In the last few days, in the context of a better market, many names saw strong short squeezes. Nokia (NOK) and Research In Motion (RIMM) were particularly favored, because not only did they have heavy short interest -- 8.4% of Nokia's shares were sold short; 18.5% of RIMM's were as well -- but both also saw credible catalysts to light the squeezes.
Nokia saw such a catalyst in the seemingly welcome reception for the Nokia Lumia 920 and 920T, which reports of "out-of-stock" situations in several places, including China. RIMM saw the spark in constant news and hopes about the impending BlackBerry 10 launch.
So What's The Problem With Year-End?
It's rather simple. As it stands, 2012 is turning out to be a decent year for stocks. The S&P500 (SPY) is up 11.4% year-to-date, and the Nasdaq (QQQ) is up 13%. Select widely-held stocks such as Apple (AAPL) are up even more, with Apple being up 39.3% year-to-date.

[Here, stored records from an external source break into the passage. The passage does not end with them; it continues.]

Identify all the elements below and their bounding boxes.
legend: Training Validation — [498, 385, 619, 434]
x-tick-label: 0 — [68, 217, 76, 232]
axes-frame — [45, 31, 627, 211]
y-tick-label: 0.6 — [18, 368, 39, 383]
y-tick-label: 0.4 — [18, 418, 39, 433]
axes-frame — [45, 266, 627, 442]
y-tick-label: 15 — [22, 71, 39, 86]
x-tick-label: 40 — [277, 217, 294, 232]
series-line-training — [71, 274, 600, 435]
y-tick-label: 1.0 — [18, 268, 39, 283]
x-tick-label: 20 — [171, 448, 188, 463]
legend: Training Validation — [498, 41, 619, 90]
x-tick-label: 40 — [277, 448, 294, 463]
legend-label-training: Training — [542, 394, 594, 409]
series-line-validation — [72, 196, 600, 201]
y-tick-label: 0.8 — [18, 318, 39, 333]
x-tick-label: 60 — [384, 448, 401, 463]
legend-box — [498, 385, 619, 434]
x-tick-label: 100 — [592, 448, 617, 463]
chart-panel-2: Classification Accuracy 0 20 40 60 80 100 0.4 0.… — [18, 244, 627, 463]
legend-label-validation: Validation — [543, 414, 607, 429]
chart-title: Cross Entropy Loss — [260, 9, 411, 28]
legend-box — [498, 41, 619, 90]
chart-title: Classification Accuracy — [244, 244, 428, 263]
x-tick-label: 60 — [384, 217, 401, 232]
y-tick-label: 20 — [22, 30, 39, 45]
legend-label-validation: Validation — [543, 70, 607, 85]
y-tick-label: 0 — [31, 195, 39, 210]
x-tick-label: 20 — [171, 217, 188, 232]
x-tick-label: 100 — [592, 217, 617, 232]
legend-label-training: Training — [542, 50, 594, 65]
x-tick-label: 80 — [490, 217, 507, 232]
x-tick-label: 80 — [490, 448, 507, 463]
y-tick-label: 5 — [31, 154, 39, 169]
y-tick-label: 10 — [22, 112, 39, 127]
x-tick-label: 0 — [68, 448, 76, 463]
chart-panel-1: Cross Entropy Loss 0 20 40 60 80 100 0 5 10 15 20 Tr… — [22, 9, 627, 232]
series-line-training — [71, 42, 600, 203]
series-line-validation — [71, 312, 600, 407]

With 2012 having been quite volatile even if positive, with, for instance, Apple having traded over $700 before plunging all the way back to where it stands now (and even lower), it's quite likely that a good deal of capital gains were realized along the way.
And that brings us to the problem. In most years, tax selling is already a significant event, with investors selling some of their losers near the end of the year to offset the realized capital gains. This is also reinforced by the fact that the fiscal cliff might have led more investors to take profits during 2012 -- as opposed to 2013, where capital gains taxes might be much higher. This all means the effect could be even stronger. So widely held stocks that suffered losses during the year are bound to see more selling closer to year-end.
Such is the case with RIMM and Nokia. Although both stocks have seen a huge rebound in the last few weeks, both are still negative for the year. RIMM is still down 20.5% since 2011 year-end, and Nokia is still down 27.6% from the same time. Also, both RIMM and Nokia have fallen massively over the last few years, so it's likely that a lot of their shareholders still have large losses they might realize in these names.
Given this effect, it's probably wise to sell RIMM and Nokia into the present rallies, even if one plans on staying in the names come 2013. This can be achieved by selling between now and the end of November, and then buying back the names after a month plus one day has passed (this ensures the sale is valid for booking any existing losses).
Nokia and RIMM are two stocks that are very likely to get hit with tax selling near the end of 2012. As such, it might pay to anticipate such selling and sell into the present rally, even if one wants to stay in those two names. Then closer to 2012 year-end, the tax selling can be used to re-establish positions.